Il y a tant de choses que j’aimerais accomplir ! Tout d’abord, je souhaite réaliser de nouveaux portraits afin d’atteindre un total de 50 artisans représentatifs de la communauté (nous en sommes actuellement à 36). Je recherche notamment un forgeron, un horloger/réparateur ainsi que des artisans pratiquant des savoir-faire culturels comme la vannerie, le quilting ou le perlage.

Parallèlement, je travaille sur un calendrier d’expositions pour 2025/26 et suis en discussion avec plusieurs lieux à travers le Royaume-Uni – notamment en Cornouailles, en Écosse, au Pays de Galles et en Irlande – afin d’intégrer l’exposition et les ateliers éducatifs qui l’accompagnent à leurs futurs programmes.

Enfin, j'espère lancer un livre sur le projet au printemps 2026, qui présentera tous les artisans, partageant leurs parcours et leurs expériences. J'espère qu'il deviendra un point de référence utile pour ceux qui cherchent à apprécier les belles œuvres créées par les artisans et à explorer de nouvelles façons d'explorer leur créativité.


  1. Que diriez-vous à toutes les personnes inspirées par l'exposition et qui souhaitent approfondir leur exploration des artisanats du patrimoine ?

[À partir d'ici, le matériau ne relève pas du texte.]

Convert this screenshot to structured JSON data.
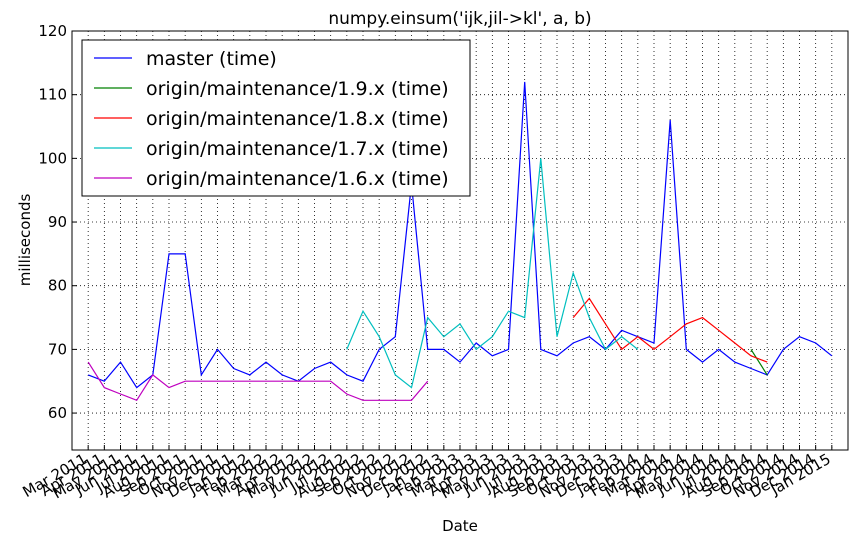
{
  "chart_data": {
    "type": "line",
    "title": "numpy.einsum('ijk,jil->kl', a, b)",
    "x_label": "Date",
    "y_label": "milliseconds",
    "grid": true,
    "legend": "upper-left",
    "xlim": [
      "2011-02",
      "2015-02"
    ],
    "ylim": [
      54.2,
      120
    ],
    "yticks": [
      60,
      70,
      80,
      90,
      100,
      110,
      120
    ],
    "xticks": [
      {
        "value": "2011-03",
        "label": "Mar 2011"
      },
      {
        "value": "2011-04",
        "label": "Apr 2011"
      },
      {
        "value": "2011-05",
        "label": "May 2011"
      },
      {
        "value": "2011-06",
        "label": "Jun 2011"
      },
      {
        "value": "2011-07",
        "label": "Jul 2011"
      },
      {
        "value": "2011-08",
        "label": "Aug 2011"
      },
      {
        "value": "2011-09",
        "label": "Sep 2011"
      },
      {
        "value": "2011-10",
        "label": "Oct 2011"
      },
      {
        "value": "2011-11",
        "label": "Nov 2011"
      },
      {
        "value": "2011-12",
        "label": "Dec 2011"
      },
      {
        "value": "2012-01",
        "label": "Jan 2012"
      },
      {
        "value": "2012-02",
        "label": "Feb 2012"
      },
      {
        "value": "2012-03",
        "label": "Mar 2012"
      },
      {
        "value": "2012-04",
        "label": "Apr 2012"
      },
      {
        "value": "2012-05",
        "label": "May 2012"
      },
      {
        "value": "2012-06",
        "label": "Jun 2012"
      },
      {
        "value": "2012-07",
        "label": "Jul 2012"
      },
      {
        "value": "2012-08",
        "label": "Aug 2012"
      },
      {
        "value": "2012-09",
        "label": "Sep 2012"
      },
      {
        "value": "2012-10",
        "label": "Oct 2012"
      },
      {
        "value": "2012-11",
        "label": "Nov 2012"
      },
      {
        "value": "2012-12",
        "label": "Dec 2012"
      },
      {
        "value": "2013-01",
        "label": "Jan 2013"
      },
      {
        "value": "2013-02",
        "label": "Feb 2013"
      },
      {
        "value": "2013-03",
        "label": "Mar 2013"
      },
      {
        "value": "2013-04",
        "label": "Apr 2013"
      },
      {
        "value": "2013-05",
        "label": "May 2013"
      },
      {
        "value": "2013-06",
        "label": "Jun 2013"
      },
      {
        "value": "2013-07",
        "label": "Jul 2013"
      },
      {
        "value": "2013-08",
        "label": "Aug 2013"
      },
      {
        "value": "2013-09",
        "label": "Sep 2013"
      },
      {
        "value": "2013-10",
        "label": "Oct 2013"
      },
      {
        "value": "2013-11",
        "label": "Nov 2013"
      },
      {
        "value": "2013-12",
        "label": "Dec 2013"
      },
      {
        "value": "2014-01",
        "label": "Jan 2014"
      },
      {
        "value": "2014-02",
        "label": "Feb 2014"
      },
      {
        "value": "2014-03",
        "label": "Mar 2014"
      },
      {
        "value": "2014-04",
        "label": "Apr 2014"
      },
      {
        "value": "2014-05",
        "label": "May 2014"
      },
      {
        "value": "2014-06",
        "label": "Jun 2014"
      },
      {
        "value": "2014-07",
        "label": "Jul 2014"
      },
      {
        "value": "2014-08",
        "label": "Aug 2014"
      },
      {
        "value": "2014-09",
        "label": "Sep 2014"
      },
      {
        "value": "2014-10",
        "label": "Oct 2014"
      },
      {
        "value": "2014-11",
        "label": "Nov 2014"
      },
      {
        "value": "2014-12",
        "label": "Dec 2014"
      },
      {
        "value": "2015-01",
        "label": "Jan 2015"
      }
    ],
    "series": [
      {
        "name": "master (time)",
        "color": "#0000ff",
        "x": [
          "2011-03",
          "2011-04",
          "2011-05",
          "2011-06",
          "2011-07",
          "2011-08",
          "2011-09",
          "2011-10",
          "2011-11",
          "2011-12",
          "2012-01",
          "2012-02",
          "2012-03",
          "2012-04",
          "2012-05",
          "2012-06",
          "2012-07",
          "2012-08",
          "2012-09",
          "2012-10",
          "2012-11",
          "2012-12",
          "2013-01",
          "2013-02",
          "2013-03",
          "2013-04",
          "2013-05",
          "2013-06",
          "2013-07",
          "2013-08",
          "2013-09",
          "2013-10",
          "2013-11",
          "2013-12",
          "2014-01",
          "2014-02",
          "2014-03",
          "2014-04",
          "2014-05",
          "2014-06",
          "2014-07",
          "2014-08",
          "2014-09",
          "2014-10",
          "2014-11",
          "2014-12",
          "2015-01"
        ],
        "values": [
          66,
          65,
          68,
          64,
          66,
          85,
          85,
          66,
          70,
          67,
          66,
          68,
          66,
          65,
          67,
          68,
          66,
          65,
          70,
          72,
          96,
          70,
          70,
          68,
          71,
          69,
          70,
          112,
          70,
          69,
          71,
          72,
          70,
          73,
          72,
          71,
          106,
          70,
          68,
          70,
          68,
          67,
          66,
          70,
          72,
          71,
          69
        ]
      },
      {
        "name": "origin/maintenance/1.9.x (time)",
        "color": "#008000",
        "x": [
          "2014-08",
          "2014-09"
        ],
        "values": [
          70,
          66
        ]
      },
      {
        "name": "origin/maintenance/1.8.x (time)",
        "color": "#ff0000",
        "x": [
          "2013-09",
          "2013-10",
          "2013-11",
          "2013-12",
          "2014-01",
          "2014-02",
          "2014-03",
          "2014-04",
          "2014-05",
          "2014-06",
          "2014-07",
          "2014-08",
          "2014-09"
        ],
        "values": [
          75,
          78,
          74,
          70,
          72,
          70,
          72,
          74,
          75,
          73,
          71,
          69,
          68
        ]
      },
      {
        "name": "origin/maintenance/1.7.x (time)",
        "color": "#00bfbf",
        "x": [
          "2012-07",
          "2012-08",
          "2012-09",
          "2012-10",
          "2012-11",
          "2012-12",
          "2013-01",
          "2013-02",
          "2013-03",
          "2013-04",
          "2013-05",
          "2013-06",
          "2013-07",
          "2013-08",
          "2013-09",
          "2013-10",
          "2013-11",
          "2013-12",
          "2014-01"
        ],
        "values": [
          70,
          76,
          72,
          66,
          64,
          75,
          72,
          74,
          70,
          72,
          76,
          75,
          100,
          72,
          82,
          75,
          70,
          72,
          70
        ]
      },
      {
        "name": "origin/maintenance/1.6.x (time)",
        "color": "#bf00bf",
        "x": [
          "2011-03",
          "2011-04",
          "2011-05",
          "2011-06",
          "2011-07",
          "2011-08",
          "2011-09",
          "2011-10",
          "2011-11",
          "2011-12",
          "2012-01",
          "2012-02",
          "2012-03",
          "2012-04",
          "2012-05",
          "2012-06",
          "2012-07",
          "2012-08",
          "2012-09",
          "2012-10",
          "2012-11",
          "2012-12"
        ],
        "values": [
          68,
          64,
          63,
          62,
          66,
          64,
          65,
          65,
          65,
          65,
          65,
          65,
          65,
          65,
          65,
          65,
          63,
          62,
          62,
          62,
          62,
          65
        ]
      }
    ]
  }
}
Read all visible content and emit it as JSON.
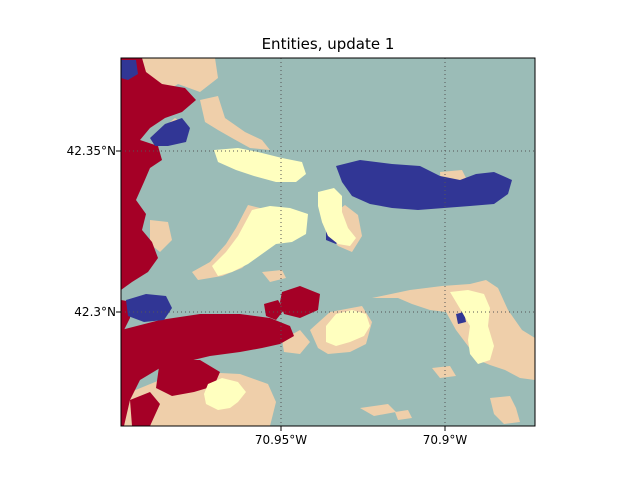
{
  "title": "Entities, update 1",
  "x_ticks": [
    "70.95°W",
    "70.9°W"
  ],
  "y_ticks": [
    "42.35°N",
    "42.3°N"
  ],
  "colors": {
    "water": "#9bbcb7",
    "sand": "#efcfaa",
    "entity_red": "#a50026",
    "entity_blue": "#313695",
    "entity_yellow": "#ffffbf",
    "grid": "#555555"
  },
  "layers": [
    "water",
    "sand",
    "entity-red",
    "entity-blue",
    "entity-yellow"
  ]
}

Je leur conseillerais de commencer par explorer les ateliers et les cours disponibles en lien avec leurs centres d’intérêt. Il existe de nombreuses associations, guildes et réseaux dédiés à presque tous les types d’artisanat, il suffit de se renseigner en ligne pour découvrir les formations proposées, ainsi que les subventions et financements qui peuvent les soutenir. Si un artisan en particulier les inspire, il ne faut pas hésiter à le contacter pour lui demander une expérience professionnelle ou un stage. C’est une excellente façon d’apprendre directement auprès d’un expert et de s’immerger dans le processus créatif.